Tell me about your book.
Well, I just did! [laughs] The content I was talking about [in Part 1 and Part 2 of this interview] is kind of the heart of the book. But, there is more. The book is called “Streaming Architecture: New Designs Using Apache Kafka and MapR Streams.” It’s a book that should work well both for people who are actually the ones technically building these systems, and for people who are not. That’s the approach we take with all six of our books.
High level for the business person, and then drill down into the code for the technical person?
Right. It helps the very technical implementer because it gives them a chance to think about the basics behind what they’re doing. They don’t always have the time to do that.
We talk about why people use streaming and give a number of use cases. We talk about the stream-based architecture that I just described to you and why the messaging system is very important and how it can be used differently.
The third chapter is all about micro services … what the concept of micro services is, why that’s useful, why organizations that move to that style have seen a lot of success with it. You don’t have to do streaming, obviously, to set up micro services. Stream is a new way to start micro services, and I think sometimes people are surprised to realize it does support streaming. We explain how.
The fourth chapter is called Apache Kafka, and we explain the power of Kafka, how it works, templates, some sample programs … Chapter five turns around and does the same thing with MapR Streams. Then we have a couple of chapters that just take specific use cases. One is an anomaly detection case. The book shows how to build it using Stream system architecture, and why that could be an advantage to you.
The last use case … [laughing] I’m laughing because one of our figures has a little joke built into it, but it’s using the example of IoT (internet of things) data, looking at container shipping, just a mind-boggling scale of data to transport …
Ted Dunning used that as an example in his talk. (At Strata + Hadoop World 2016)
Well, I was at Strata Singapore in December. I was on the 22nd floor of some building meeting with a customer but I was distracted and looked out the window, and I could see the container port. A huge percentage of the world’s container shipping goes through there. I’ve written about it before, but I’ve never been there before. Staring out the window there looking at the scale, the sheer amount of ships … it’s like your brain melts. It’s just stunning. When you think that all those containers can be just covered with sensors that are reporting back. There’s sensors on the ship. You can have an onboard cluster. You can stream data to that cluster. It can then stream data to a cluster at the port, which is maybe owned by the shipping company, so they’re tracking what’s happening with their stuff. They can send that data around the world.
Like to the port authority.
…who is interested not just in that one company at that one port. The port authority is interested in what’s happening in all the ports. That’s where the geo-distributed feature of MapR Streams comes in. Then the ship leaves, loads up its stuff, and chugs off to the next port. While it’s at sea, it’s collecting data about what’s happened on its on-board cluster. I’m not saying everyone’s doing this right now. I’m saying it’s the potential of what we see happening. Meanwhile, that shipping cluster the company has in Tokyo can be, with the MapR Stream replication, sending that data to Singapore before the ship ever gets there.

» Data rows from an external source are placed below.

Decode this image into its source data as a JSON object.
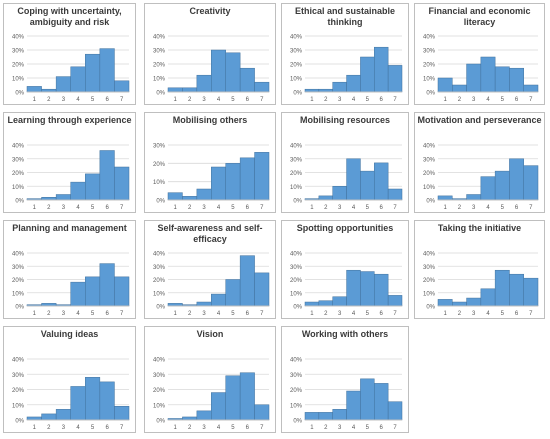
{
  "colors": {
    "bar": "#5b9bd5",
    "bar_edge": "#41719c",
    "grid": "#d9d9d9",
    "axis": "#bfbfbf",
    "panel_border": "#bfbfbf",
    "text": "#595959"
  },
  "chart_data": [
    {
      "type": "bar",
      "title": "Coping with uncertainty, ambiguity and risk",
      "categories": [
        "1",
        "2",
        "3",
        "4",
        "5",
        "6",
        "7"
      ],
      "values": [
        4,
        2,
        11,
        18,
        27,
        31,
        8
      ],
      "y_ticks": [
        "0%",
        "10%",
        "20%",
        "30%",
        "40%"
      ],
      "ylim": [
        0,
        40
      ],
      "grid": true
    },
    {
      "type": "bar",
      "title": "Creativity",
      "categories": [
        "1",
        "2",
        "3",
        "4",
        "5",
        "6",
        "7"
      ],
      "values": [
        3,
        3,
        12,
        30,
        28,
        17,
        7
      ],
      "y_ticks": [
        "0%",
        "10%",
        "20%",
        "30%",
        "40%"
      ],
      "ylim": [
        0,
        40
      ],
      "grid": true
    },
    {
      "type": "bar",
      "title": "Ethical and sustainable thinking",
      "categories": [
        "1",
        "2",
        "3",
        "4",
        "5",
        "6",
        "7"
      ],
      "values": [
        2,
        2,
        7,
        12,
        25,
        32,
        19
      ],
      "y_ticks": [
        "0%",
        "10%",
        "20%",
        "30%",
        "40%"
      ],
      "ylim": [
        0,
        40
      ],
      "grid": true
    },
    {
      "type": "bar",
      "title": "Financial and economic literacy",
      "categories": [
        "1",
        "2",
        "3",
        "4",
        "5",
        "6",
        "7"
      ],
      "values": [
        10,
        5,
        20,
        25,
        18,
        17,
        5
      ],
      "y_ticks": [
        "0%",
        "10%",
        "20%",
        "30%",
        "40%"
      ],
      "ylim": [
        0,
        40
      ],
      "grid": true
    },
    {
      "type": "bar",
      "title": "Learning through experience",
      "categories": [
        "1",
        "2",
        "3",
        "4",
        "5",
        "6",
        "7"
      ],
      "values": [
        1,
        2,
        4,
        13,
        19,
        36,
        24
      ],
      "y_ticks": [
        "0%",
        "10%",
        "20%",
        "30%",
        "40%"
      ],
      "ylim": [
        0,
        40
      ],
      "grid": true
    },
    {
      "type": "bar",
      "title": "Mobilising others",
      "categories": [
        "1",
        "2",
        "3",
        "4",
        "5",
        "6",
        "7"
      ],
      "values": [
        4,
        2,
        6,
        18,
        20,
        23,
        26
      ],
      "y_ticks": [
        "0%",
        "10%",
        "20%",
        "30%"
      ],
      "ylim": [
        0,
        30
      ],
      "grid": true
    },
    {
      "type": "bar",
      "title": "Mobilising resources",
      "categories": [
        "1",
        "2",
        "3",
        "4",
        "5",
        "6",
        "7"
      ],
      "values": [
        1,
        3,
        10,
        30,
        21,
        27,
        8
      ],
      "y_ticks": [
        "0%",
        "10%",
        "20%",
        "30%",
        "40%"
      ],
      "ylim": [
        0,
        40
      ],
      "grid": true
    },
    {
      "type": "bar",
      "title": "Motivation and perseverance",
      "categories": [
        "1",
        "2",
        "3",
        "4",
        "5",
        "6",
        "7"
      ],
      "values": [
        3,
        1,
        4,
        17,
        21,
        30,
        25
      ],
      "y_ticks": [
        "0%",
        "10%",
        "20%",
        "30%",
        "40%"
      ],
      "ylim": [
        0,
        40
      ],
      "grid": true
    },
    {
      "type": "bar",
      "title": "Planning and management",
      "categories": [
        "1",
        "2",
        "3",
        "4",
        "5",
        "6",
        "7"
      ],
      "values": [
        1,
        2,
        1,
        18,
        22,
        32,
        22
      ],
      "y_ticks": [
        "0%",
        "10%",
        "20%",
        "30%",
        "40%"
      ],
      "ylim": [
        0,
        40
      ],
      "grid": true
    },
    {
      "type": "bar",
      "title": "Self-awareness and self-efficacy",
      "categories": [
        "1",
        "2",
        "3",
        "4",
        "5",
        "6",
        "7"
      ],
      "values": [
        2,
        1,
        3,
        9,
        20,
        38,
        25
      ],
      "y_ticks": [
        "0%",
        "10%",
        "20%",
        "30%",
        "40%"
      ],
      "ylim": [
        0,
        40
      ],
      "grid": true
    },
    {
      "type": "bar",
      "title": "Spotting opportunities",
      "categories": [
        "1",
        "2",
        "3",
        "4",
        "5",
        "6",
        "7"
      ],
      "values": [
        3,
        4,
        7,
        27,
        26,
        24,
        8
      ],
      "y_ticks": [
        "0%",
        "10%",
        "20%",
        "30%",
        "40%"
      ],
      "ylim": [
        0,
        40
      ],
      "grid": true
    },
    {
      "type": "bar",
      "title": "Taking the initiative",
      "categories": [
        "1",
        "2",
        "3",
        "4",
        "5",
        "6",
        "7"
      ],
      "values": [
        5,
        3,
        6,
        13,
        27,
        24,
        21
      ],
      "y_ticks": [
        "0%",
        "10%",
        "20%",
        "30%",
        "40%"
      ],
      "ylim": [
        0,
        40
      ],
      "grid": true
    },
    {
      "type": "bar",
      "title": "Valuing ideas",
      "categories": [
        "1",
        "2",
        "3",
        "4",
        "5",
        "6",
        "7"
      ],
      "values": [
        2,
        4,
        7,
        22,
        28,
        25,
        9
      ],
      "y_ticks": [
        "0%",
        "10%",
        "20%",
        "30%",
        "40%"
      ],
      "ylim": [
        0,
        40
      ],
      "grid": true
    },
    {
      "type": "bar",
      "title": "Vision",
      "categories": [
        "1",
        "2",
        "3",
        "4",
        "5",
        "6",
        "7"
      ],
      "values": [
        1,
        2,
        6,
        18,
        29,
        31,
        10
      ],
      "y_ticks": [
        "0%",
        "10%",
        "20%",
        "30%",
        "40%"
      ],
      "ylim": [
        0,
        40
      ],
      "grid": true
    },
    {
      "type": "bar",
      "title": "Working with others",
      "categories": [
        "1",
        "2",
        "3",
        "4",
        "5",
        "6",
        "7"
      ],
      "values": [
        5,
        5,
        7,
        19,
        27,
        24,
        12
      ],
      "y_ticks": [
        "0%",
        "10%",
        "20%",
        "30%",
        "40%"
      ],
      "ylim": [
        0,
        40
      ],
      "grid": true
    }
  ]
}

So, now Singapore has an accurate record of what’s supposed to be coming in on the ship. The ship comes in and says, “This is what’s happened while we were at sea. Let me update you about what’s happened”. It’s this beautifully synchronized thing.
Pretty amazing. We live in interesting times.

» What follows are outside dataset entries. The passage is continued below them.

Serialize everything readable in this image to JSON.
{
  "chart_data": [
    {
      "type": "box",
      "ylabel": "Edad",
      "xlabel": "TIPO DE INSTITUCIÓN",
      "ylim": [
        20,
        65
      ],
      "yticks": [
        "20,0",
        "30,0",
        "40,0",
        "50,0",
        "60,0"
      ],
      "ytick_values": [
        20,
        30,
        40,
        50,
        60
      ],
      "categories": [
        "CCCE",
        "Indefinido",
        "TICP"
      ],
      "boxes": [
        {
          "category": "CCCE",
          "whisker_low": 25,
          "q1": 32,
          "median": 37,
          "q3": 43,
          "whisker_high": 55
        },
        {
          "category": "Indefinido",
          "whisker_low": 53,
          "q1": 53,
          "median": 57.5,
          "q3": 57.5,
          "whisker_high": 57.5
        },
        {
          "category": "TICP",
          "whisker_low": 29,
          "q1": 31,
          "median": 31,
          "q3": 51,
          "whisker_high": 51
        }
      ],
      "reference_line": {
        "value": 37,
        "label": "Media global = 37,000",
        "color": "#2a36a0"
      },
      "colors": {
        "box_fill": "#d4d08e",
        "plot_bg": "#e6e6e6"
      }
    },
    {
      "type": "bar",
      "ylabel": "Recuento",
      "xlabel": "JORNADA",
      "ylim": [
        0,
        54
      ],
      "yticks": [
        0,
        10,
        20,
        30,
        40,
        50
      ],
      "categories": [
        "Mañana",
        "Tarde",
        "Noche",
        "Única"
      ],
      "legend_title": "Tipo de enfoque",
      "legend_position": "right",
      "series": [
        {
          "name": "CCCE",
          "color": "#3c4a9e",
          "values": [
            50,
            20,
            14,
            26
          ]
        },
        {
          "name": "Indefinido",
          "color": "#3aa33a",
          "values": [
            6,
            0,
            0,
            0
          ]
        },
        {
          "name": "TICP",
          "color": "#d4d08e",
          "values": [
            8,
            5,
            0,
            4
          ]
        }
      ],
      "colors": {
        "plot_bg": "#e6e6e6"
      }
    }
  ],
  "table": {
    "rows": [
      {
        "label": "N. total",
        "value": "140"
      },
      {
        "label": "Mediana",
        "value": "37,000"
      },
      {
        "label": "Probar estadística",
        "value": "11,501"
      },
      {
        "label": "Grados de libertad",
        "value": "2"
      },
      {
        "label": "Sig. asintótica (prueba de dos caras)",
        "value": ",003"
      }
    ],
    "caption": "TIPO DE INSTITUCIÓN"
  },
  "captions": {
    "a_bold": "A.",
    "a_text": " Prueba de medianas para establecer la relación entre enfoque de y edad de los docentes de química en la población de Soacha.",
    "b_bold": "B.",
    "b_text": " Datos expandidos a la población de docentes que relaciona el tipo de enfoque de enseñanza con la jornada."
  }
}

I think we do. I just find that to be a mind-boggling example, even more so because … I could see the scale, see all those ships and all those containers. I just thought, “Oh, my God. What a huge job” I tell people, “If you read the book, you have to look for that little Easter Egg of an example.”

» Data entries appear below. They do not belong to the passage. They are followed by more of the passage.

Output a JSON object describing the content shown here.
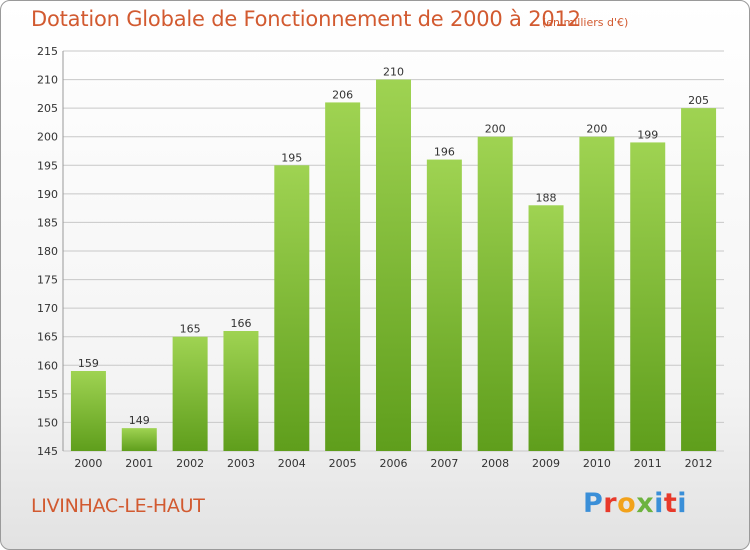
{
  "header": {
    "title": "Dotation Globale de Fonctionnement de 2000 à 2012",
    "unit": "(en milliers d'€)"
  },
  "footer": {
    "commune": "LIVINHAC-LE-HAUT",
    "logo_text": "Proxiti"
  },
  "colors": {
    "title": "#d25a30",
    "bar_top": "#9fd352",
    "bar_bottom": "#5f9e1c",
    "grid": "#c8c8c8"
  },
  "chart_data": {
    "type": "bar",
    "categories": [
      "2000",
      "2001",
      "2002",
      "2003",
      "2004",
      "2005",
      "2006",
      "2007",
      "2008",
      "2009",
      "2010",
      "2011",
      "2012"
    ],
    "values": [
      159,
      149,
      165,
      166,
      195,
      206,
      210,
      196,
      200,
      188,
      200,
      199,
      205
    ],
    "ylim": [
      145,
      215
    ],
    "yticks": [
      145,
      150,
      155,
      160,
      165,
      170,
      175,
      180,
      185,
      190,
      195,
      200,
      205,
      210,
      215
    ],
    "grid": true,
    "data_labels": true
  }
}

At the end of the book, we talk about if you are interested in taking this style of approach, with Apache Kafka and MapR Streams, how do you migrate your system? It gives some pointers for how to do it. MapR has the rights to the book for something like 30 days, so they are giving it away, doing a book signing here as well. MapR has it available online for free download. I know there is a .PDF and I think they are also sending it as an e-book, which is a little easier reading. The others books published by O’Reilly are available as free PDFs at MapR.com, which includes the series called “Practical Machine Learning.” Two are set up as an active e-book.